2011-08-21
The conflict between caching and tracking on the web
The web user privacy story of the recent past has been the news
about web tracking companies that are using ETag
and Last-Modified
headers to covertly track users. In the process of thinking about
the issue and writing yesterday's entry,
I've come to the probably unsurprising conclusion that there is a
fundamental conflict between browser caching and avoiding tracking.
The attacks on ETag
and Last-Modified
are the tip of an iceberg.
Both of these headers are quite convenient for tracking because the
browser will directly store them and report them back to the server,
which means that you can encode a value into them and then recover it
later. But cache state itself is also stored information, and the very
nature of caching means that the browser has to report the information
back to the server if the cache is going to do any good.
This leads directly to the conflict: the more effective the browser cache is, the easier it is to use the browser cache contents to track you. Conversely, all of the methods of making this tracking harder have the necessary effect of making your browser cache less effective. To make yourself completely untrackable, in theory you need to have no browser cache.

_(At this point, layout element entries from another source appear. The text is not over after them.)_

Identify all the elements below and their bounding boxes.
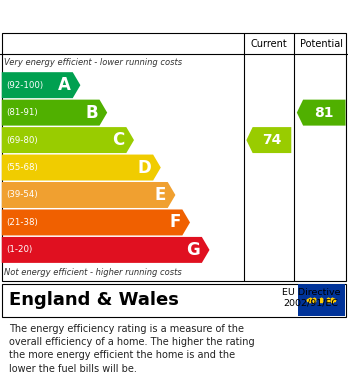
Text: D: D (137, 158, 151, 177)
Text: A: A (58, 76, 71, 94)
Text: 81: 81 (315, 106, 334, 120)
Text: Not energy efficient - higher running costs: Not energy efficient - higher running co… (4, 268, 182, 277)
Text: Potential: Potential (300, 39, 342, 48)
Text: Energy Efficiency Rating: Energy Efficiency Rating (10, 10, 231, 25)
Text: EU Directive
2002/91/EC: EU Directive 2002/91/EC (282, 289, 340, 308)
Text: E: E (155, 186, 166, 204)
Text: (1-20): (1-20) (6, 246, 32, 255)
Text: B: B (85, 104, 98, 122)
Text: (21-38): (21-38) (6, 218, 38, 227)
Text: F: F (169, 213, 181, 231)
Text: The energy efficiency rating is a measure of the
overall efficiency of a home. T: The energy efficiency rating is a measur… (9, 324, 254, 374)
Polygon shape (297, 100, 346, 126)
Text: 74: 74 (262, 133, 282, 147)
Text: (81-91): (81-91) (6, 108, 38, 117)
Polygon shape (2, 237, 209, 263)
Text: (92-100): (92-100) (6, 81, 44, 90)
Text: England & Wales: England & Wales (9, 291, 179, 309)
Polygon shape (246, 127, 291, 153)
Bar (298, 284, 345, 316)
Polygon shape (2, 210, 190, 235)
Text: G: G (186, 241, 200, 259)
Text: (39-54): (39-54) (6, 190, 38, 199)
Text: Current: Current (251, 39, 287, 48)
Text: Very energy efficient - lower running costs: Very energy efficient - lower running co… (4, 58, 182, 67)
Polygon shape (2, 182, 175, 208)
Polygon shape (2, 72, 80, 98)
Bar (2, 283, 346, 317)
Polygon shape (2, 127, 134, 153)
Text: (69-80): (69-80) (6, 136, 38, 145)
Text: (55-68): (55-68) (6, 163, 38, 172)
Text: C: C (112, 131, 125, 149)
Polygon shape (2, 100, 107, 126)
Polygon shape (2, 154, 161, 181)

(In practice I think that what you really need to do is inject enough noise into the tracking process that it can't reliably tell people apart. However this rapidly gets into an arms race between the two sides, with the tracking side storing and reading back more and more redundant information in order to defeat noise-injection things like browsers that drop random entries from their cache.)
Thus I'm very doubtful that technical countermeasures in browsers can defeat this sort of 'undeletable' tracking; the only technical countermeasure that I see being fully effective is to have no long-lived cache at all. This is only viable in some environments, so I don't expect browsers to make it a default.
(This doesn't mean that we're doomed; it means that we have to use non-technical solutions to the problem, like publicity, shaming, and so on.)
(I doubt that this is new to web privacy people.)